Foi fuzilado na sua força desorientada, enquanto um deus fabricado no


último instante abençoa às pressas a minha maldade organizada e a minha
justiça estupidificada: o que sustenta as paredes de minha casa é a certeza
de que sempre me justificarei, meus amigos não me justificarão, mas meus
inimigos que são os meus cúmplices, esses me cumprimentarão; o que me
sustenta é saber que sempre fabricarei um deus à imagem do que eu
precisar para dormir tranqüila e que outros furtivamente fingirão que
estamos todos certos e que nada há a fazer.

Tudo isso, sim, pois somos os sonsos essenciais, baluartes de alguma


coisa. E sobretudo procurar não entender.
Porque quem entende desorganiza. Há alguma coisa em nós que
desorganizaria tudo — uma coisa que entende. Essa coisa que fica muda
diante do homem sem o gorro e sem os sapatos, e para tê-los ele roubou e
matou; e fica muda diante do São Jorge de ouro e diamantes. Essa alguma
coisa muito séria em mim fica ainda mais séria diante do homem
metralhado. Essa alguma coisa é o assassino em mim? Não, é desespero
em nós. Feito doidos, nós o conhecemos, a esse homem morto onde a
grama de radium se incendiara. Mas só feito doidos, e não como sonsos, o
conhecemos. É como doido que entro pela vida que tantas vezes não tem
porta, e como doido compreendo o que é perigoso compreender, e só
como doido é que sinto o amor profundo, aquele que se confirma quando
vejo que o radium se irradiará de qualquer modo, se não for pela confiança,
pela esperança e pelo amor, então miseravelmente pela doente coragem de
destruição. Se eu não fosse doido, eu seria oitocentos policiais com
oitocentas metralhadoras, e esta seria a minha honorabilidade.
Até que viesse uma justiça um pouco mais doida. Uma que levasse em
conta que todos temos que falar por um homem que se desesperou
porque neste a fala humana já falhou, ele já é tão mudo que só o bruto
grito desarticulado serve de sinalização.
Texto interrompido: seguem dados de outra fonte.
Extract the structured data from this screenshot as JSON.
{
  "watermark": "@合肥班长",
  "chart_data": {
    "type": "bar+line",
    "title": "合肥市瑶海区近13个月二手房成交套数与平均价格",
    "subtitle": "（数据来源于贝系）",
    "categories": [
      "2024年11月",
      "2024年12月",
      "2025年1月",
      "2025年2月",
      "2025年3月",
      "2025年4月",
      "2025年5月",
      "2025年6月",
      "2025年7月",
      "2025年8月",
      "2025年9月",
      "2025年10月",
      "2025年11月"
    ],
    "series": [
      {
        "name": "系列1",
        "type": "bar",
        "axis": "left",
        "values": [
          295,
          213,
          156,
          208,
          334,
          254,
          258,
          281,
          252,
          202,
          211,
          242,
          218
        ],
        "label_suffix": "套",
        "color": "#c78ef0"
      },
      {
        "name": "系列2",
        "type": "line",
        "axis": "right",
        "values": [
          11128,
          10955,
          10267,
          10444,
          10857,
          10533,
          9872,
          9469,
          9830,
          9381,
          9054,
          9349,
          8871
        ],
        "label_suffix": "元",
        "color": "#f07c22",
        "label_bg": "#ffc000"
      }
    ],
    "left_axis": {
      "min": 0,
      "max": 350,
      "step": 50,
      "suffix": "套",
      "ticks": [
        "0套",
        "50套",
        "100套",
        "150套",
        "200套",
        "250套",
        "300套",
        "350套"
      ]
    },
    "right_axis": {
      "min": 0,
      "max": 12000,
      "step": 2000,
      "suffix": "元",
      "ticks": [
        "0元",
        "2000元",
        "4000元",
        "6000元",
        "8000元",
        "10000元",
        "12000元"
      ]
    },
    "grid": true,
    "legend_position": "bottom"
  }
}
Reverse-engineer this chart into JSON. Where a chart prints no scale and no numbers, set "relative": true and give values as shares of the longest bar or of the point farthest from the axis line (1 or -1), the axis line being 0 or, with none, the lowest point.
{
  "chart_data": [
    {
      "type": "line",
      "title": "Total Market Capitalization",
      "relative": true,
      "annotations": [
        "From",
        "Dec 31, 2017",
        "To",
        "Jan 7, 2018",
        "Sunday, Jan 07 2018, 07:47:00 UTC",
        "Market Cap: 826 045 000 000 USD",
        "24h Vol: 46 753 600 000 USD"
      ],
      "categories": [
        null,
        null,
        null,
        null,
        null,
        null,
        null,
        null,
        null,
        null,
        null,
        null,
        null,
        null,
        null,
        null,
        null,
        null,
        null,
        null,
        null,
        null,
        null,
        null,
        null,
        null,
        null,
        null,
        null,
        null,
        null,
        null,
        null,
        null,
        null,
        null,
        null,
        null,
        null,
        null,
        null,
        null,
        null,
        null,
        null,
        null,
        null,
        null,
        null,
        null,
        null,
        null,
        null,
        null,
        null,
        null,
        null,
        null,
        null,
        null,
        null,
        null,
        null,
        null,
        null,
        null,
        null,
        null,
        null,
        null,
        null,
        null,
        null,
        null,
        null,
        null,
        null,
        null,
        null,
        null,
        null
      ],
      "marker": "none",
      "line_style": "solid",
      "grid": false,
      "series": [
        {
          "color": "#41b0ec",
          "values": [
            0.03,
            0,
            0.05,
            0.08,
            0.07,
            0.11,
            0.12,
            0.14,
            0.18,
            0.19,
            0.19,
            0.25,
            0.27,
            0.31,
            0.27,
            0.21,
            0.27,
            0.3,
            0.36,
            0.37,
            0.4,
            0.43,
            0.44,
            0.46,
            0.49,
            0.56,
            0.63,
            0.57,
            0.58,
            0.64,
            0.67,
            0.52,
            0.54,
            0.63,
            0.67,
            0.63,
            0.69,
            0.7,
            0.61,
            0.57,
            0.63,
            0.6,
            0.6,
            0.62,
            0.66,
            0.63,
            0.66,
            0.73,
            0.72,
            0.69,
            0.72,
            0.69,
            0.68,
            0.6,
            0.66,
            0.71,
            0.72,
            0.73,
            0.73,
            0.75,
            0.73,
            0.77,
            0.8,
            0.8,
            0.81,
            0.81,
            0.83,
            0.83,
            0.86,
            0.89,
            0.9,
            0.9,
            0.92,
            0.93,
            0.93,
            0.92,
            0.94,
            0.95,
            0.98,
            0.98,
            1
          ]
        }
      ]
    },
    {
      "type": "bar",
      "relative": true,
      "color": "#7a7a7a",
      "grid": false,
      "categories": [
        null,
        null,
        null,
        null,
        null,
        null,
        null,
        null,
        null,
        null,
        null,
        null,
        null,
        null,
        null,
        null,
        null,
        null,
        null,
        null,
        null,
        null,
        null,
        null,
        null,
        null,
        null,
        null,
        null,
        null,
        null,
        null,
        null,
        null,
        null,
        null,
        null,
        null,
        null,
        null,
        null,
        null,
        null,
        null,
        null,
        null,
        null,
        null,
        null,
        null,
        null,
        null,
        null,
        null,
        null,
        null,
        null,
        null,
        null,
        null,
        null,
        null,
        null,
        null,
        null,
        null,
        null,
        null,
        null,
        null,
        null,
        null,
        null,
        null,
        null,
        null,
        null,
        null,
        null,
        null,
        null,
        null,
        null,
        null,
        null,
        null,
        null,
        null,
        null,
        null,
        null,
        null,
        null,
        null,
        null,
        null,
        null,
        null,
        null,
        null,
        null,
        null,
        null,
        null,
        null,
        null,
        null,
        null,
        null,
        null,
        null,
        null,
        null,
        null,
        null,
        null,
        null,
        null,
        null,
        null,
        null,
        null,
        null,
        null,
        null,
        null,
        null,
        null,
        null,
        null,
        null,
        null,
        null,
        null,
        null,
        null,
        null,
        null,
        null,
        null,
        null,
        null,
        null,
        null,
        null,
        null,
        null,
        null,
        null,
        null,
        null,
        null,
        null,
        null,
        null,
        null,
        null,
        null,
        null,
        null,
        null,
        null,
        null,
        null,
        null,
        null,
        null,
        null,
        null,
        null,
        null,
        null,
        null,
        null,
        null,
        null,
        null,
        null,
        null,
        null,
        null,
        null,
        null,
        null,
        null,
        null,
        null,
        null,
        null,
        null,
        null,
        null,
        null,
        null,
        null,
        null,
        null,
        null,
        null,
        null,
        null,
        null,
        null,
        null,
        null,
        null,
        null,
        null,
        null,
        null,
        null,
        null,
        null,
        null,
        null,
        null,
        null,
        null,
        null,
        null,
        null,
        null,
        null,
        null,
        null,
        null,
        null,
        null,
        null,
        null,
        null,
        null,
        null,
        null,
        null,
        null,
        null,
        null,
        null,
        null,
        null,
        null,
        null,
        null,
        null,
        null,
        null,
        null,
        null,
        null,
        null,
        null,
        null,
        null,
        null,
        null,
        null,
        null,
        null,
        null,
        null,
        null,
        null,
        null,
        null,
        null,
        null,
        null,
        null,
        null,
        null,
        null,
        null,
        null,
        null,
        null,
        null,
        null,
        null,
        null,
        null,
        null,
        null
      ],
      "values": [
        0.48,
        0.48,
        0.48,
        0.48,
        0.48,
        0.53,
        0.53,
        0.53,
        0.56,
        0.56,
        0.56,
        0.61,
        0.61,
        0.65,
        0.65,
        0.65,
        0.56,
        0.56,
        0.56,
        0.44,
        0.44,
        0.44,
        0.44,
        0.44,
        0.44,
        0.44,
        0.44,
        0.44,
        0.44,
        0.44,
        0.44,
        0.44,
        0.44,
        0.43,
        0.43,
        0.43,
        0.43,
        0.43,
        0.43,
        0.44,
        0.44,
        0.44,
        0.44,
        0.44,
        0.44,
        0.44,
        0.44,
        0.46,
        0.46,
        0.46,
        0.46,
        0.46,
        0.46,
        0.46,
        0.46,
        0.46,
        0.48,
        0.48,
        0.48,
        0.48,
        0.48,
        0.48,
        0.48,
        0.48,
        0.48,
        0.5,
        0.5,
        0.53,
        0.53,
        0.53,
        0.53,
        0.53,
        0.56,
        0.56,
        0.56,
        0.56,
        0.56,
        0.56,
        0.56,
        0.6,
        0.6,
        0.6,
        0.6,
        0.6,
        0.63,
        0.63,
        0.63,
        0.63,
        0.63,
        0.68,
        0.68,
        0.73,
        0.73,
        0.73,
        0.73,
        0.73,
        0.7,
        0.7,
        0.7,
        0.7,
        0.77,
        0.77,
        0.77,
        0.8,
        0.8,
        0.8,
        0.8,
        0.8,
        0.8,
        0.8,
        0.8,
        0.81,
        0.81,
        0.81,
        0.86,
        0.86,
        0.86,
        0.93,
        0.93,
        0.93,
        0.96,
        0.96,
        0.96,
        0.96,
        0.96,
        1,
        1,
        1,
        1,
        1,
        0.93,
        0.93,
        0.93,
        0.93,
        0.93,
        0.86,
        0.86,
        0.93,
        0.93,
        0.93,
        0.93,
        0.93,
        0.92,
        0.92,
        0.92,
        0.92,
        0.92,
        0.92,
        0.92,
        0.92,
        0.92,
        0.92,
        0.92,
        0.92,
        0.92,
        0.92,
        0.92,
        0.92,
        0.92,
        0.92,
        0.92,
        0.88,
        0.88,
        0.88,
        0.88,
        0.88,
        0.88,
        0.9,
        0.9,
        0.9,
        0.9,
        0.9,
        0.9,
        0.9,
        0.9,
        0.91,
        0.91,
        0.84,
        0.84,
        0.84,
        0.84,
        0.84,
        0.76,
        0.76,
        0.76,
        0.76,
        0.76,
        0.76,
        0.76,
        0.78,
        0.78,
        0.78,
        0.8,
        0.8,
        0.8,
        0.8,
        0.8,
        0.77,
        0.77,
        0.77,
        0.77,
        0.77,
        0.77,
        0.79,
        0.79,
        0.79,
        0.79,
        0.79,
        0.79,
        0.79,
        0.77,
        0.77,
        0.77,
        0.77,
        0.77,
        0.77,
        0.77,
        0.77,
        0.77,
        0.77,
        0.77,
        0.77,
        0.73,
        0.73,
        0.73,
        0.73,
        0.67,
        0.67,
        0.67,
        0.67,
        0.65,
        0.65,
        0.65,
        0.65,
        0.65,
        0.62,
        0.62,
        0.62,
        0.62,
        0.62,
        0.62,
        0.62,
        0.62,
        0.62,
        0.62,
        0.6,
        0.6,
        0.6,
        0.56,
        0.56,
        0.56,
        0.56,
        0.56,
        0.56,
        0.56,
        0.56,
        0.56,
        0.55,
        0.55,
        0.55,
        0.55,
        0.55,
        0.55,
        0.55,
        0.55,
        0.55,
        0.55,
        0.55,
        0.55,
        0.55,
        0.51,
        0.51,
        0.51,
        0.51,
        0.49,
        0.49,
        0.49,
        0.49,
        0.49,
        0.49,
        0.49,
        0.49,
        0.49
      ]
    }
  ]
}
Uma justiça prévia que se lembrasse de que nossa grande luta é a do


medo, e que um homem que mata muito é porque teve muito medo.
Sobretudo uma justiça que se olhasse a si própria, e que visse que
nós todos, lama viva, somos escuros, e por isso nem mesmo a
maldade de um homem pode ser entregue à maldade de outro homem:
para que este não possa cometer livre e aprovadamente um crime de
fuzilamento.
Uma justiça que não se esqueça de que nós todos somos perigosos, e que
na hora em que o justiceiro mata, ele não está mais nos protegendo nem
querendo eliminar um criminoso, ele está cometendo o seu crime
particular, um longamente guardado. Na hora de matar um criminoso –
nesse instante está sendo morto um inocente. Não, não é que eu queira o
sublime, nem as coisas que foram se tornando as palavras que me fazem
dormir tranqüila, mistura de perdão, de caridade vaga, nós que nos
refugiamos no abstrato.

O que eu quero é muito mais áspero e mais difícil: quero o terreno.